C'est pourquoi, dans la doctrine, on insiste particulièrement sur cette indépendance, notamment en ce qui concerne le pouvoir judiciaire dans ses rapports avec les deux autres pouvoirs. Cette préoccupation doctrinale pour un tel principe central de l'État de droit se retrouve également dans le droit positif de la plupart des États modernes. Au Sénégal par exemple, le principe fait l'objet d'une consécration constitutionnelle nette. En effet, l'actuelle Constitution sénégalaise du 22 janvier 2001 affirme avec force, en son article 88, que « Le pouvoir judiciaire est indépendant du pouvoir législatif et du pouvoir exécutif ». Mais, s'agissant des États, il y a souvent un abîme entre les généreuses déclarations de leur loi fondamentale, les dispositions de leurs textes infra – constitutionnels, et ce qui se passe dans la pratique. Et cela est particulièrement vrai des États africains. Pour le cas spécifique du Sénégal en tout cas, un fait demeure indéniablement constant : la question de l'indépendance du pouvoir judiciaire est souvent au cœur de controverses acharnées entre les gouvernants, l'opposition politique, les organisations de la société civile, les avocats, la presse, les intellectuels, et les simples citoyens. Et cela ne date pas d'aujourd'hui.
[...] Mais, toujours au plan extra institutionnel, il faudra, d'une part, trouver un moyen de contraindre l'Etat à veiller à l'exécution effective des décisions de justice (notamment par la procédure de l'astreinte en matière administrative), et, d'autre part, revoir la justiciabilité des membres du Législatif et de l'Exécutif par diverses mesures : supprimer l'autorisation parlementaire en tant que préalable à toute poursuite ou arrestation d'un député ; supprimer l'obligation de suspendre la poursuite ou la détention d'un député sur réquisition de l'Assemblée Nationale ; définir la haute trahison, y étendre la responsabilité des membres du Gouvernement, et procéder à la détermination législative de la peine la sanctionnant ; étendre la responsabilité du Président de la République aux crimes et délits ; limiter la mise en accusation du Président de la République et des membres du Gouvernement à la majorité absolue des députés composant l'Assemblée Nationale. Pour terminer, il importe de souligner que ce travail ne prétend pas à l'exhaustivité parfaite. Il ne se considère pas non plus comme une vérité absolue et exclusive. Il se pose tout simplement, en toute humilité et en dehors de toute considération de nature à jeter le discrédit sur les institutions de la république, en simple contribution citoyenne à l'étude d'une question qui préoccupe les Sénégalais : celle de l'indépendance du pouvoir judiciaire au Sénégal. [...]

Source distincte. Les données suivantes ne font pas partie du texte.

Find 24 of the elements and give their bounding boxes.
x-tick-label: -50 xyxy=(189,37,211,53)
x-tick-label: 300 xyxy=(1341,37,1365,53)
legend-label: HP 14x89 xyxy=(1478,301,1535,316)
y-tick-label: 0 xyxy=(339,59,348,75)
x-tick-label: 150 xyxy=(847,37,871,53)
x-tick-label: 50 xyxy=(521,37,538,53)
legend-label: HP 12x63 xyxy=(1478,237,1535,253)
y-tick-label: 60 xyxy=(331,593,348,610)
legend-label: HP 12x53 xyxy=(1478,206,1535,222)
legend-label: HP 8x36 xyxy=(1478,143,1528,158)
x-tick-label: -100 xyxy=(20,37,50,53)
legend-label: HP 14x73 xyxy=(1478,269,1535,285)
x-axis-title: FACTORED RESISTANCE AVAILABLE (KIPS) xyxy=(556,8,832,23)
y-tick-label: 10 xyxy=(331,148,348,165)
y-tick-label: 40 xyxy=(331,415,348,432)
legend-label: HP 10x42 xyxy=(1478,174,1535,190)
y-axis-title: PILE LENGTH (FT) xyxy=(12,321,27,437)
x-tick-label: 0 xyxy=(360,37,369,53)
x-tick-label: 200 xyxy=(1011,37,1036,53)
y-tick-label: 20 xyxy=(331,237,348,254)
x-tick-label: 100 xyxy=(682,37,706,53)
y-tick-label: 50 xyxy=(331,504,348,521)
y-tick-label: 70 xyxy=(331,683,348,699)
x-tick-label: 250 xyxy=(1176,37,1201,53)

[...] Section I : Un pouvoir dont l'Exécutif intervient dans la nomination et la révocation des membres Quand on parle de pouvoir judiciaire, on pense tout de suite aux magistrats. Or ces membres de l'organe judiciaire sont nommés par le Chef de l'Exécutif qu'est le Président de la République (Paragraphe ; s'agissant également de leur révocation, l'Exécutif intervient décisivement dans la procédure (Paragraphe II). Paragraphe I : Des magistrats nommés par le Président de la République Comme en dispose l'Article 4 de la Loi organique 92-27 du 30 mai 1992 portant statut des magistrats[8], Les magistrats sont nommés par décret du Président de la République, sur la proposition du Garde des Sceaux, Ministre de la Justice Il ressort du mot proposition que si le Président de la République ne peut nommer que les personnes à lui désignées par le Ministre de la Justice et qu'il nomme volontiers dans la pratique, rien ne l'oblige juridiquement à le faire ; il peut donc, en toute légalité, refuser de nommer les personnes à lui proposées par le Garde des Sceaux même s'il lui est juridiquement impossible de nommer des personnes autres que celles-là. [...]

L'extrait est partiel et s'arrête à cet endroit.